Cependant, sommes-nous disposés à saisir sa présence ?
Nous avons lu tout à l’heure : Elie fut arrivé à l’Horeb, la montagne de Dieu.
Selon d’autres livres de la Bible, l’Horeb est le lieu où Moïse reçut le Décalogue : ce haut lieu serait donc identifié par certains biblistes comme étant le Mont Sinaï. Sans entamer de polémiques, pour moi, ce qui compte aujourd’hui le plus, est le fait qu’Elie ait quitté la plaine, son lieu d’habitat et qu’il soit monté pour être en disposition de rencontrer Dieu.
Etait-il sûr de le voir ?
Par forcément : mais il a tout fait pour.
De temps en temps, je rencontre des personnes qui me parlent de leur désir de voir Dieu, de tisser avec lui des liens particuliers. Ils me confient également leur désarroi dans cette quête.
Parfois, je les interpelle: où le cherchez-vous ?
Dieu n’est pas dans le brouillard et les choses confuses. Il n’est ni dans l’ouragan de nos émotions, ni dans le tremblement de colère, ni dans le feu de notre orgueil.
Il est précédé par le murmure d’une brise légère, c’est-à-dire lorsque les sens de l’homme sont disposés à recevoir sa présence… et cela n’est pas si évident.
Perturbés par les aléas du quotidien, nous avons du mal à reconnaître le Seigneur qui passe pourtant, non loin de nous.
Regardons l’Evangile.
Nous voyons des apôtres, donc les plus proches disciples du Christ, qui rament durement.
Ils sont partis la veille mais, vers la fin de la nuit, ils sont encore sur la mer.
Leur barque était battue par les vagues car le vent était contraire. Ils ne pouvaient donc pas avancer comme ils voulaient. Nous pouvons imaginer sans difficulté leur état d’esprit et de corps.
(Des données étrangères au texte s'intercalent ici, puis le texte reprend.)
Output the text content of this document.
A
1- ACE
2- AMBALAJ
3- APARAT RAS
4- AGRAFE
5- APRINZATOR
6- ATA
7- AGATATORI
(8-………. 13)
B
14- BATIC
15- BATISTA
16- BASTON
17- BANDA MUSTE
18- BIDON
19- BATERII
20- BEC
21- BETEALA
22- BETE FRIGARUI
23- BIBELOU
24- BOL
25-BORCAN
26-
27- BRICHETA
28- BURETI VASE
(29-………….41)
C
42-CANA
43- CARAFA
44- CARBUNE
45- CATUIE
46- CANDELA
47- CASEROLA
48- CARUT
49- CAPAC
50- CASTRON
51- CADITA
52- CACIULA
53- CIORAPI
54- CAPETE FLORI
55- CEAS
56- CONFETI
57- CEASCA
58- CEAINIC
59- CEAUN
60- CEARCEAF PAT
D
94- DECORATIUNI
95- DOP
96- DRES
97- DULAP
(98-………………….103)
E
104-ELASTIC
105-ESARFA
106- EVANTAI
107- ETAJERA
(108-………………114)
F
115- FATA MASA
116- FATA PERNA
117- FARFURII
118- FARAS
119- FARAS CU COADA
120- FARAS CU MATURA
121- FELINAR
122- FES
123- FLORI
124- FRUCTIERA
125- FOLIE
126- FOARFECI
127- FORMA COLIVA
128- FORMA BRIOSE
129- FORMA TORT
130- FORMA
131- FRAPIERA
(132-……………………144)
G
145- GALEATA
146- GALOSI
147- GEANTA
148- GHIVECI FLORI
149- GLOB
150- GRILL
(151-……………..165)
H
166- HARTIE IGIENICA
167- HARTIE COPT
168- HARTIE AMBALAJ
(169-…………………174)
Même si, dans la majorité des cas, ils étaient pécheurs, donc une nuit passée sur l’eau n’était pas pour eux si exceptionnel, cependant, cela n’enlève nullement la fatigue qu’ils endurent.
Le nez dans le guidon, ils ne voient pas le Seigneur arriver.
Lorsqu’ils l’aperçoivent, ils ne le reconnaissent pas et poussent des cris.
Et c’est bien ce qui se passe dans notre vie. Occupés, submergés par les multiples tâches quotidiennes, fatigués, éternellement insatisfaits parce que les choses ne vont pas comme nous les souhaiterions, nous ne voyons pas Dieu qui passe au milieu de nous.
De surcroît, nous pouvons ne pas l’entendre non plus, car branchés à nos appareils de compagnie, nous restons dans notre bulle… Ailleurs.
C’est le cas du peuple juif dont nous parle st Paul.
Il pleure son autisme : de la part de Dieu, ce peuple a reçu tout ce qui est nécessaire pour reconnaître le Messie en la personne de Jésus Christ. Mais non.
Il ne l’a pas reconnu.
Et pourtant, les Juifs, avaient pour eux l’adoption, la gloire, les alliances, la Loi, le culte, les promesses de Dieu, les patriarches…
De leur race même le Christ est issu…
On peut être si proche et pourtant, si lointain…
On peut être élu, et pourtant perdre la chance de vivre dans le bonheur.
On peut être témoin d’un miracle, on peut marcher sur les eaux à l’instar de Saint Pierre et pourtant s’enfoncer jusqu’au cou, si l’on ne professe pas humblement et constamment :
Ô mon Jésus, vraiment, tu es le fils de Dieu.